While some farmers remain hopeful that there will be longterm gains that result from the trade war, others are less optimistic. Greg Gebeke is a farmer who works 5,000 acres outside of Arthur North Dakota, an area that produces large quantities of soybeans. Gebeke said, “I’m trying to follow and figure out who the winners are in this tariff war.” He went on, “I know who one of the losers are and that’s us. And that’s painful.”
In late October, Sonny Perdue, Secretary of Agriculture, announced that the government will not continue an up to $12 billion aid package to American farmers into 2019. In making that announcement, Perdue said, “Farmers are very resilient and adept in making their planning and marketing decisions based on the current market.”

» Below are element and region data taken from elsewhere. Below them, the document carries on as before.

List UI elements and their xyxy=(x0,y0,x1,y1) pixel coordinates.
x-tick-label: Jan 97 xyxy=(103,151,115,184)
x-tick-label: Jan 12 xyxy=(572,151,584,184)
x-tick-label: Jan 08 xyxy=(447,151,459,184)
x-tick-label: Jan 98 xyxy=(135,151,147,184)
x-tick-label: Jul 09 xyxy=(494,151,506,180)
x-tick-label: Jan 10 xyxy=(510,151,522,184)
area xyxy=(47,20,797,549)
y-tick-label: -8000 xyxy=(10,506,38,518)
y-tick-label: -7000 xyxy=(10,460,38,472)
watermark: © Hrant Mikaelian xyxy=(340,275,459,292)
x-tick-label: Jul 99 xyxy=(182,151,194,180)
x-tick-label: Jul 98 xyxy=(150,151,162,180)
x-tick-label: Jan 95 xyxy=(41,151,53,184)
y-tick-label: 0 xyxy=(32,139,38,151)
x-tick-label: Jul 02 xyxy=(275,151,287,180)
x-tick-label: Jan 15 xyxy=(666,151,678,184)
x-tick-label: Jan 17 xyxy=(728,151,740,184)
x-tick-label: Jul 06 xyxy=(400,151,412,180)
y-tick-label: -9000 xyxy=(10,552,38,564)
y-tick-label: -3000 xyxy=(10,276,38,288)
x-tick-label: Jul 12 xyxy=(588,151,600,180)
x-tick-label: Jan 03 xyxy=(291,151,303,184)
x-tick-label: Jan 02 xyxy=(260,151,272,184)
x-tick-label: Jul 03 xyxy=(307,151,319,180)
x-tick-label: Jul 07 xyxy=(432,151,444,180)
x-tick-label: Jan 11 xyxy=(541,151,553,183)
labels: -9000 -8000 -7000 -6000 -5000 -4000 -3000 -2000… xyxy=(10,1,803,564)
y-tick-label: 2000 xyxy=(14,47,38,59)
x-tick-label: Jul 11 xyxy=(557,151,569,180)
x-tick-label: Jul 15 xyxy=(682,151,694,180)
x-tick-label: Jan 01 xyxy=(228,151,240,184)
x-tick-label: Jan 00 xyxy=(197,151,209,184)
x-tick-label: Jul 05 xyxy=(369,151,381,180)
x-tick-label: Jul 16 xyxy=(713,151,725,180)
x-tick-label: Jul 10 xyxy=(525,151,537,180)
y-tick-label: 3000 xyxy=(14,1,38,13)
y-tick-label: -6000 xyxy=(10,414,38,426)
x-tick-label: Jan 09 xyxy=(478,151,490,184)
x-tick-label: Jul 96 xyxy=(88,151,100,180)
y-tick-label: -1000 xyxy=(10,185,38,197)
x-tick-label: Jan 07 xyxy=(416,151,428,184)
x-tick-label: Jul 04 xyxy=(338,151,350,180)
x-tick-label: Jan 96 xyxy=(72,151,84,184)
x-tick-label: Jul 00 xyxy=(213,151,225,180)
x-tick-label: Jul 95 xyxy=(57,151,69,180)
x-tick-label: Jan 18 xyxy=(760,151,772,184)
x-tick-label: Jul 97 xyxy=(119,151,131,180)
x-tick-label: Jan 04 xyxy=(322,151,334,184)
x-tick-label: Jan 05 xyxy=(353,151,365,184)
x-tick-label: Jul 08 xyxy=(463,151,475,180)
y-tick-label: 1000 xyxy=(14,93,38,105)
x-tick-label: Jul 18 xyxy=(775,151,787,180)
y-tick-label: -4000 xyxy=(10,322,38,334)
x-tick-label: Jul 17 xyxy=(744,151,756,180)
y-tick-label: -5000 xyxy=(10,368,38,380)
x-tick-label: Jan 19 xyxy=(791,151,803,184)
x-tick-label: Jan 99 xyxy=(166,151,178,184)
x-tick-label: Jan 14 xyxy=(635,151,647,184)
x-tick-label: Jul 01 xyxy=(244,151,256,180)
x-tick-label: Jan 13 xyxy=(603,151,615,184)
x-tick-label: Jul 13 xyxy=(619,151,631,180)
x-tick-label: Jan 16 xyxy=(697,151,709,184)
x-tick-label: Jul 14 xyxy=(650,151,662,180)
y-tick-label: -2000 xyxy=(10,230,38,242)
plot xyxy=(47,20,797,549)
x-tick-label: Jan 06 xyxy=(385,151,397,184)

Perdue went on, “These facts are known now … So farmers, even under financial duress, will make their best business decision for 2019 without the expectation of a market facilitation program.” Perdue said that his department will look at “at market conditions” but that he did not see a need to extend the financial support to farmers into the coming year, despite the devastation the president’s trade war has brought to the nation’s farmers.
On Friday, the president was optimistic that a deal with China would be coming soon. He said, “I think we’ll make a deal with China.” Trump added, “We’re getting much closer to doing something. They very much want to make a deal.” Trump’s top economic adviser Larry Kudlow was less optimistic, however, he said, “We’re not on the cusp of a deal.”